Photo of Angel of Independence in Mexico City courtesy of author
In 2026, 159 years following the decisive summer of 1867, this moment for CUSMA arrives with Donald Trump casting his ponderous shadow over the proceedings. His offensive musings about turning Canada into a 51st state and his threats about taking the fight directly to drug cartels inside Mexican territory are among the provocations that Mr. Trump has sent Ottawa and Mexico City’s way. The ambitions of both Canada and Mexico regarding CUSMA will face a severe test up against the unpredictable and sometimes contradictory policies of the Trump administration.
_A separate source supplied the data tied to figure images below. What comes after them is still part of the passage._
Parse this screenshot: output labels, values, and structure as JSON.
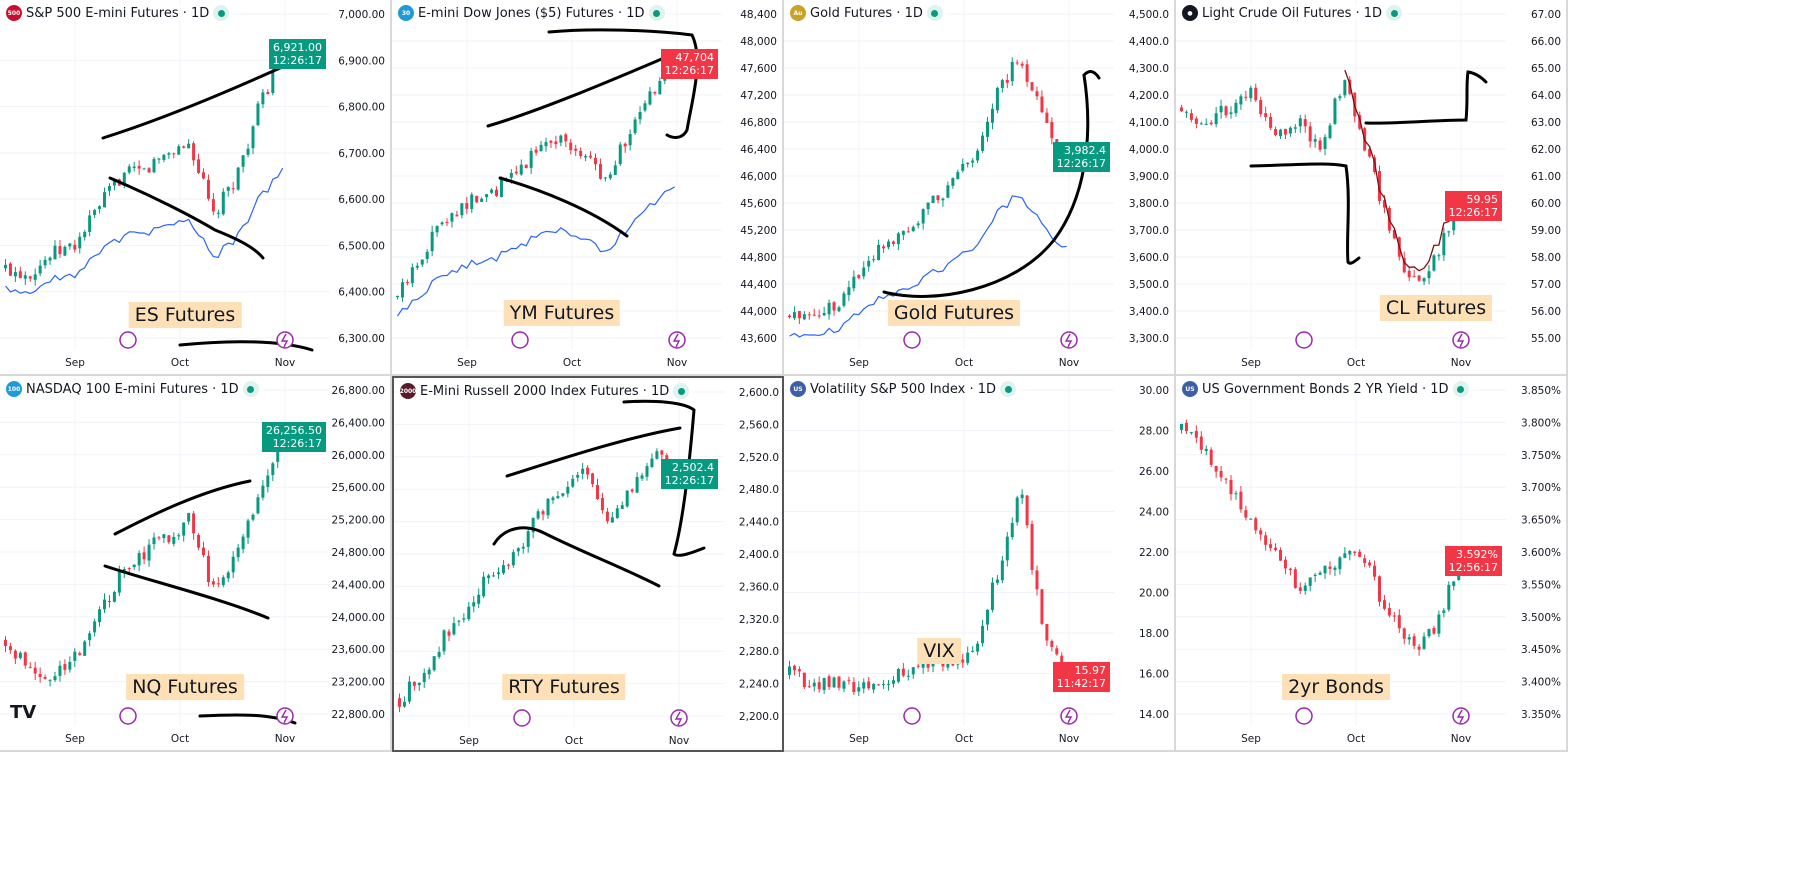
{
  "colors": {
    "up": "#089981",
    "down": "#f23645",
    "ma": "#2962ff",
    "ma2": "#7e2fb0",
    "drawing": "#000000",
    "note_bg": "#fde0b6",
    "ma_dark": "#7a1010"
  },
  "time_axis": [
    "Sep",
    "Oct",
    "Nov"
  ],
  "chart_data": [
    {
      "type": "candlestick",
      "title": "S&P 500 E-mini Futures · 1D",
      "badge": "500",
      "badge_color": "#c8102e",
      "ylim": [
        6300,
        7000
      ],
      "yticks": [
        "7,000.00",
        "6,900.00",
        "6,800.00",
        "6,700.00",
        "6,600.00",
        "6,500.00",
        "6,400.00",
        "6,300.00"
      ],
      "weekly_closes": [
        6450,
        6440,
        6480,
        6500,
        6580,
        6650,
        6660,
        6700,
        6720,
        6560,
        6650,
        6800,
        6921
      ],
      "last_price": "6,921.00",
      "countdown": "12:26:17",
      "last_dir": "up",
      "note": "ES Futures",
      "ma": true
    },
    {
      "type": "candlestick",
      "title": "E-mini Dow Jones ($5) Futures · 1D",
      "badge": "30",
      "badge_color": "#1e9bd7",
      "ylim": [
        43600,
        48400
      ],
      "yticks": [
        "48,400",
        "48,000",
        "47,600",
        "47,200",
        "46,800",
        "46,400",
        "46,000",
        "45,600",
        "45,200",
        "44,800",
        "44,400",
        "44,000",
        "43,600"
      ],
      "weekly_closes": [
        44200,
        44800,
        45400,
        45600,
        45700,
        46000,
        46400,
        46600,
        46300,
        46000,
        46600,
        47200,
        47704
      ],
      "last_price": "47,704",
      "countdown": "12:26:17",
      "last_dir": "down",
      "note": "YM Futures",
      "ma": true
    },
    {
      "type": "candlestick",
      "title": "Gold Futures · 1D",
      "badge": "Au",
      "badge_color": "#c9a227",
      "ylim": [
        3300,
        4500
      ],
      "yticks": [
        "4,500.0",
        "4,400.0",
        "4,300.0",
        "4,200.0",
        "4,100.0",
        "4,000.0",
        "3,900.0",
        "3,800.0",
        "3,700.0",
        "3,600.0",
        "3,500.0",
        "3,400.0",
        "3,300.0"
      ],
      "weekly_closes": [
        3380,
        3400,
        3420,
        3550,
        3650,
        3700,
        3780,
        3870,
        3980,
        4200,
        4350,
        4100,
        3982
      ],
      "last_price": "3,982.4",
      "countdown": "12:26:17",
      "last_dir": "up",
      "note": "Gold Futures",
      "ma": true
    },
    {
      "type": "candlestick",
      "title": "Light Crude Oil Futures · 1D",
      "badge": "●",
      "badge_color": "#131722",
      "ylim": [
        55,
        67
      ],
      "yticks": [
        "67.00",
        "66.00",
        "65.00",
        "64.00",
        "63.00",
        "62.00",
        "61.00",
        "60.00",
        "59.00",
        "58.00",
        "57.00",
        "56.00",
        "55.00"
      ],
      "weekly_closes": [
        63.5,
        63,
        63.5,
        64,
        62.5,
        63,
        62,
        64.5,
        62,
        59,
        57,
        58,
        60
      ],
      "last_price": "59.95",
      "countdown": "12:26:17",
      "last_dir": "down",
      "note": "CL Futures",
      "ma": false
    },
    {
      "type": "candlestick",
      "title": "NASDAQ 100 E-mini Futures · 1D",
      "badge": "100",
      "badge_color": "#1e9bd7",
      "ylim": [
        22800,
        26800
      ],
      "yticks": [
        "26,800.00",
        "26,400.00",
        "26,000.00",
        "25,600.00",
        "25,200.00",
        "24,800.00",
        "24,400.00",
        "24,000.00",
        "23,600.00",
        "23,200.00",
        "22,800.00"
      ],
      "weekly_closes": [
        23700,
        23400,
        23300,
        23500,
        24000,
        24500,
        24800,
        25000,
        25200,
        24300,
        24800,
        25500,
        26256
      ],
      "last_price": "26,256.50",
      "countdown": "12:26:17",
      "last_dir": "up",
      "note": "NQ Futures",
      "ma": false
    },
    {
      "type": "candlestick",
      "title": "E-Mini Russell 2000 Index Futures · 1D",
      "badge": "2000",
      "badge_color": "#5a1a2a",
      "ylim": [
        2200,
        2600
      ],
      "yticks": [
        "2,600.0",
        "2,560.0",
        "2,520.0",
        "2,480.0",
        "2,440.0",
        "2,400.0",
        "2,360.0",
        "2,320.0",
        "2,280.0",
        "2,240.0",
        "2,200.0"
      ],
      "weekly_closes": [
        2220,
        2250,
        2300,
        2330,
        2380,
        2400,
        2450,
        2480,
        2500,
        2440,
        2480,
        2520,
        2502
      ],
      "last_price": "2,502.4",
      "countdown": "12:26:17",
      "last_dir": "up",
      "note": "RTY Futures",
      "ma": false
    },
    {
      "type": "candlestick",
      "title": "Volatility S&P 500 Index · 1D",
      "badge": "US",
      "badge_color": "#3c5fa8",
      "ylim": [
        14,
        30
      ],
      "yticks": [
        "30.00",
        "28.00",
        "26.00",
        "24.00",
        "22.00",
        "20.00",
        "18.00",
        "16.00",
        "14.00"
      ],
      "weekly_closes": [
        16,
        15.5,
        15.5,
        15.2,
        15.5,
        16,
        16.5,
        16.5,
        17,
        21,
        25,
        18,
        16
      ],
      "last_price": "15.97",
      "countdown": "11:42:17",
      "last_dir": "down",
      "note": "VIX",
      "ma": false
    },
    {
      "type": "candlestick",
      "title": "US Government Bonds 2 YR Yield · 1D",
      "badge": "US",
      "badge_color": "#3c5fa8",
      "ylim": [
        3.35,
        3.85
      ],
      "yticks": [
        "3.850%",
        "3.800%",
        "3.750%",
        "3.700%",
        "3.650%",
        "3.600%",
        "3.550%",
        "3.500%",
        "3.450%",
        "3.400%",
        "3.350%"
      ],
      "weekly_closes": [
        3.79,
        3.76,
        3.7,
        3.65,
        3.6,
        3.55,
        3.56,
        3.6,
        3.58,
        3.5,
        3.45,
        3.48,
        3.59
      ],
      "last_price": "3.592%",
      "countdown": "12:56:17",
      "last_dir": "down",
      "note": "2yr Bonds",
      "ma": false
    }
  ],
  "logo": "TV"
}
It’s a test unlike any other that Canada or Mexico have faced in their histories of relations with the United States.
The next days and weeks will tell us much about the future of CUSMA. It will be the latest twist and a significant turning point in the long effort of both Canada and Mexico to maintain friendly, but cautiously sovereign relations with the behemoth between them.
James Cullingham is a filmmaker, historian and journalist based in Nogojiwanong – Peterborough ON. He is an adjunct graduate faculty member at Trent University. Dr. Cullingham is currently writing a book entitled In The Shadow of The Eagle: Canada, Mexico and the United States.